2.3. In Situ Hybridization (ISH)
The method of ISH was used as published before [19]. ISH was performed using digoxigenin (DIG)-labeled probes. The DIG labeling process followed the manufacturer’s instructions (Roche Diagnostics, Mannheim, Germany). The tissue sections were subjected to fixation in 4% PFA for 1 h, followed by three consecutive 5 min washes with PBS. Subsequently, the sections underwent a 20 min incubation with 1% Triton-X100, followed by an additional three rounds of 5 min PBS washes. After pre-hybridization, digoxigenin (DIG)-labeled probes were allowed to hybridize overnight at 50 °C. The hybridization buffer comprised 200 mM NaCl, 13 mM Tris, 5 mM sodium phosphate monobasic, 5 mM sodium phosphate dibasic, 5 mM EDTA, 50% formamide (v/v), 10% dextran sulfate sodium (DSS, w/v), 1 mg/mL salmon sperm DNA, 2% bovine serum albumin (BSA, w/v), and a DIG-labeled probe (final dilution of 1:200 obtained from the reaction with 1 μg template DNA). After performing two post-hybridization washes (1× SSC, 50% formamide, 0.1% tween-20) at 55 °C, two buffer I (150 mM NaCl, 100 mM Tris, pH 7.5) washes were then performed. Sections were incubated with 1:2000 diluted anti-DIG antibody (Roche) overnight after being blocked by 2% blocking reagent for 1 h. Slides were washed in buffer II (100 mM NaCl, 50 mM MgCl2, 100 mM Tris, pH 9.5) following four 20 min washes in buffer I. Nitro blue tetrazolium/5-bromo-4-chloro-3-indolyl-phosphate (NBT/BCIP) was then incubated in accordance with the manufacturer’s instructions (Promega, Madison, MI, USA). The slides underwent counterstaining using nuclear fast red, followed by dehydration and clearing in xylene, before being mounted in neutral resin.
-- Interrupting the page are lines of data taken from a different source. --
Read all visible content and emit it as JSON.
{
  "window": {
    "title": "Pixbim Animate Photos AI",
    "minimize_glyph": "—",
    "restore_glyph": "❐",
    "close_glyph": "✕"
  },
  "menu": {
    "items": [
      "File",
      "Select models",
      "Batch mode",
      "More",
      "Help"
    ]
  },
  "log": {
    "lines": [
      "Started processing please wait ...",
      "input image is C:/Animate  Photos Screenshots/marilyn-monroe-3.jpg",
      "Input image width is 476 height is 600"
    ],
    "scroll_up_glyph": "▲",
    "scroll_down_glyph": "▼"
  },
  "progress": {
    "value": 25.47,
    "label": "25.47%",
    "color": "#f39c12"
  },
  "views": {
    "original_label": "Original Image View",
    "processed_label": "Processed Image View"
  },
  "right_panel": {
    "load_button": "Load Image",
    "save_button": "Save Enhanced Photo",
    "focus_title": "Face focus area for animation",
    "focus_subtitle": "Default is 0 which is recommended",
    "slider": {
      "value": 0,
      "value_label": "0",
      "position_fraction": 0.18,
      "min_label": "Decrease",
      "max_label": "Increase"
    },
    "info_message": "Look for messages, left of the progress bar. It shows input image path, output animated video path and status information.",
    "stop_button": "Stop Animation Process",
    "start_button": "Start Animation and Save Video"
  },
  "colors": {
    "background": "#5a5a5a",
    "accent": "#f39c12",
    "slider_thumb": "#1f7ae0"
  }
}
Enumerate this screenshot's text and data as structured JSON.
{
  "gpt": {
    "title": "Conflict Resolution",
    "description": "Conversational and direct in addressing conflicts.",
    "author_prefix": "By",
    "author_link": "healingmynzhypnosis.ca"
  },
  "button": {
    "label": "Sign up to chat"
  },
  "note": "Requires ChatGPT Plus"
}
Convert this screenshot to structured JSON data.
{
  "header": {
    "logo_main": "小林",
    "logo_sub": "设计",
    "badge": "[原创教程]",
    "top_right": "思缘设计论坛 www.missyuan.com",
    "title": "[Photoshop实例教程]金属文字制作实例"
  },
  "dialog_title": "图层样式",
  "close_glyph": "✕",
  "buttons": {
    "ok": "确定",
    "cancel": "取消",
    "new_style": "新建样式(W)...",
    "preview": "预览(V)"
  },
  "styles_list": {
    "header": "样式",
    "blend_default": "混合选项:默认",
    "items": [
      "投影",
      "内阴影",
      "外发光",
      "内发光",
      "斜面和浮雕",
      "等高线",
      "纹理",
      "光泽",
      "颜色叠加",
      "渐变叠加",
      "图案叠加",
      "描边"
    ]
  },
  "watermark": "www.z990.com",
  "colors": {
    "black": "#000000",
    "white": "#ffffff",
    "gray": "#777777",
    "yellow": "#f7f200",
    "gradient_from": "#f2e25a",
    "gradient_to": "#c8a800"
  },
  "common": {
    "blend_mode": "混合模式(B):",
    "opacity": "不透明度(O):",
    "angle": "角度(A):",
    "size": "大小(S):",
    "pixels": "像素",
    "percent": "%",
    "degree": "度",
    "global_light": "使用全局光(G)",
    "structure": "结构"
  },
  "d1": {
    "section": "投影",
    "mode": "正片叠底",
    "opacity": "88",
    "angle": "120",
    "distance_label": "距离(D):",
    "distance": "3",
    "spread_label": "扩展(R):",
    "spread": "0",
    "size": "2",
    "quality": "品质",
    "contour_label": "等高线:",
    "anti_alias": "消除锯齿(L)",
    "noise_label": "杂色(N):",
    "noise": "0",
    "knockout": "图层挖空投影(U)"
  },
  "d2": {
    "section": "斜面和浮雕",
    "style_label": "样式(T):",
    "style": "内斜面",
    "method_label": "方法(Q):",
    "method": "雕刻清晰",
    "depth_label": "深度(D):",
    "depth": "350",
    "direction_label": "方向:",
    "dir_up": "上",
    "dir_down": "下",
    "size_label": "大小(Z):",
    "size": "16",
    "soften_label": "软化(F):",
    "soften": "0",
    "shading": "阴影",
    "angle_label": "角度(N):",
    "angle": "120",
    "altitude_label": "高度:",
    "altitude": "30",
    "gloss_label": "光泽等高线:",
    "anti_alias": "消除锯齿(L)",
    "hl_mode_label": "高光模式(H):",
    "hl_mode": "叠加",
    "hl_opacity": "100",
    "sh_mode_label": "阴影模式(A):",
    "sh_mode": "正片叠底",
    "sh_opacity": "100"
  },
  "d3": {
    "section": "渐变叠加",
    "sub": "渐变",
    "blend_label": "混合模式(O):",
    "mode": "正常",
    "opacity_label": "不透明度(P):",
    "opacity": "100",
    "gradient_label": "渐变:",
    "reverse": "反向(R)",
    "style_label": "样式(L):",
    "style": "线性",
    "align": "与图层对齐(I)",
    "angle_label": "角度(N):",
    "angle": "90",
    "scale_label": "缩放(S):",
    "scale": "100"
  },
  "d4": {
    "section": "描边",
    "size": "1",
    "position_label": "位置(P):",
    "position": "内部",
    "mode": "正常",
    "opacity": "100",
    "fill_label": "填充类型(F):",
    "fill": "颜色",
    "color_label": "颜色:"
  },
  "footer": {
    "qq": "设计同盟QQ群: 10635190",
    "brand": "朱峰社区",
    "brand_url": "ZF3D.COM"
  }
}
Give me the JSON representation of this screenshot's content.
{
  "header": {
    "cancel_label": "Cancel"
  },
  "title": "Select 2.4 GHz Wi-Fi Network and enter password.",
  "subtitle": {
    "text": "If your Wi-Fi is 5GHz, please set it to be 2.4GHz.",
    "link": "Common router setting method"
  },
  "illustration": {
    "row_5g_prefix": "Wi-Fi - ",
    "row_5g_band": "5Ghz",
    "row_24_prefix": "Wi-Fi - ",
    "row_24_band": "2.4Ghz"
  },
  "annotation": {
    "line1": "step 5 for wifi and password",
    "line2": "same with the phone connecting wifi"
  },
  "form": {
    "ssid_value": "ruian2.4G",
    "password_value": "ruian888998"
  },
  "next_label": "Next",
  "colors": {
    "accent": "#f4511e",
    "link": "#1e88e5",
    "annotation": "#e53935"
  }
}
2.4. Immunofluorescence (IF) and Immunocytochemistry (ICC)
The uterine tissues were preserved by fixation in 4% PFA and then paraffin-embedded. They were then cut into 5 μm sections, dewaxed in xylene, and rehydrated through an ethanol gradient. Normal goat serum was utilized for section blocking. The primary antibody used was rabbit polyclonal CD82/KAI1 (ab66400, Abcam, Cambridge, UK) at a dilution of 1:200, followed by the secondary antibody fluorescein isothiocyanate (FITC)-conjugated anti-rabbit IgG (ZB-0312, Zhongshan Biotechnology, Zhongshan, China) at a 1:200 dilution. Propidium iodide (PI; 5 μg/mL; 537059, Sigma, San Diego, CA, USA) was employed for nuclear staining.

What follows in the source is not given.